The volunteer humanitarian centre is working with more than 50 volunteer groups in 21 communities of Kharkiv region. The groups are also in contact with each other and can tell MSF and other NGOs where there are additional needs.
Finding a purpose in helping
Like many of the volunteers she works with and her Ukrainian MSF colleagues, Daria Samoilova, MSF’s volunteer liaison officer in Kharkiv, was on a very different track before the war upended her life. “I was a lawyer. I had a good life; I’d travelled to 38 countries,” she says.
When the war started, “I knew everything was changing and it was possible that my life could be destroyed, that I could die.” Seven days into the war, a large building by her mother’s home was blown up; they packed and left for a different part of the country. But she had lost her taste for traveling, she says, and wanted to come home. “I needed to start a new life.”

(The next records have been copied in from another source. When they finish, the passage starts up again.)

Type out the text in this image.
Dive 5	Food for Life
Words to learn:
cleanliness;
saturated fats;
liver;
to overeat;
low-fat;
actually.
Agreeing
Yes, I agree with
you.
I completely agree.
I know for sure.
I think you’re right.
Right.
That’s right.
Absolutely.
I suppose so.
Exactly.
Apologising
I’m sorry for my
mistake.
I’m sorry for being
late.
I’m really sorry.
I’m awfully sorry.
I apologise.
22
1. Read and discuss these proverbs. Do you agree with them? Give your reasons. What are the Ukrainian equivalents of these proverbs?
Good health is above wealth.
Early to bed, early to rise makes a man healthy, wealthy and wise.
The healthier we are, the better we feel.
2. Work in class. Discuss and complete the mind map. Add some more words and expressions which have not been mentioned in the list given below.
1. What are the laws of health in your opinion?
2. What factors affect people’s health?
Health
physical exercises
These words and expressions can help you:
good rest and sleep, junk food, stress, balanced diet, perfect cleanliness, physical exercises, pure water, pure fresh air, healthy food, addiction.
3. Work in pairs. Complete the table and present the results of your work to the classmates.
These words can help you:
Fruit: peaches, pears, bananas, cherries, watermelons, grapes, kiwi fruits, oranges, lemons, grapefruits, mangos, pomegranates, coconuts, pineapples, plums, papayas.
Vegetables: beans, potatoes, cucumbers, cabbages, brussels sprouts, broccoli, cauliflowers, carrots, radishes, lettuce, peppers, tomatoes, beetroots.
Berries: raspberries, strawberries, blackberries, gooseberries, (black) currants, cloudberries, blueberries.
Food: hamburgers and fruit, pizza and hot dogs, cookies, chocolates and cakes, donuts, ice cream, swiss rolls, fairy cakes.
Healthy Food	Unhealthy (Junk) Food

Samoilova started working with MSF, first as a translator and then in her current role connecting with volunteer groups and overseeing partnerships between local groups and MSF. After just a few days into this new life, she says, “I had a realisation. I felt happy. I was doing something good and kind, and everyone I was working with had the same idea—to help.”
Not slowing down
Even as the war churns on, causing ever more death, displacement, and psychological impact, as well as economic woe, local volunteers and organisations show no sign of slowing down. Zakharov, Biletskaya, and others say they want to do more, not less. Hessel says as inspiring as this is, it also raises questions. “Many people no longer have an income—where is the tipping point? How long can this continue? Many work 24-7 and it’s emotionally draining, what they see and experience.”
To help address this, in Kharkiv, MSF has started to support volunteers and community leaders by helping them develop self-care and stress management strategies. “They deserve recognition for the work they are doing,” Camilo Garcia, MSF’s mental health activity manager, says. “More than anything, though, we want to provide them with continuous support so they can keep helping their peers in need.”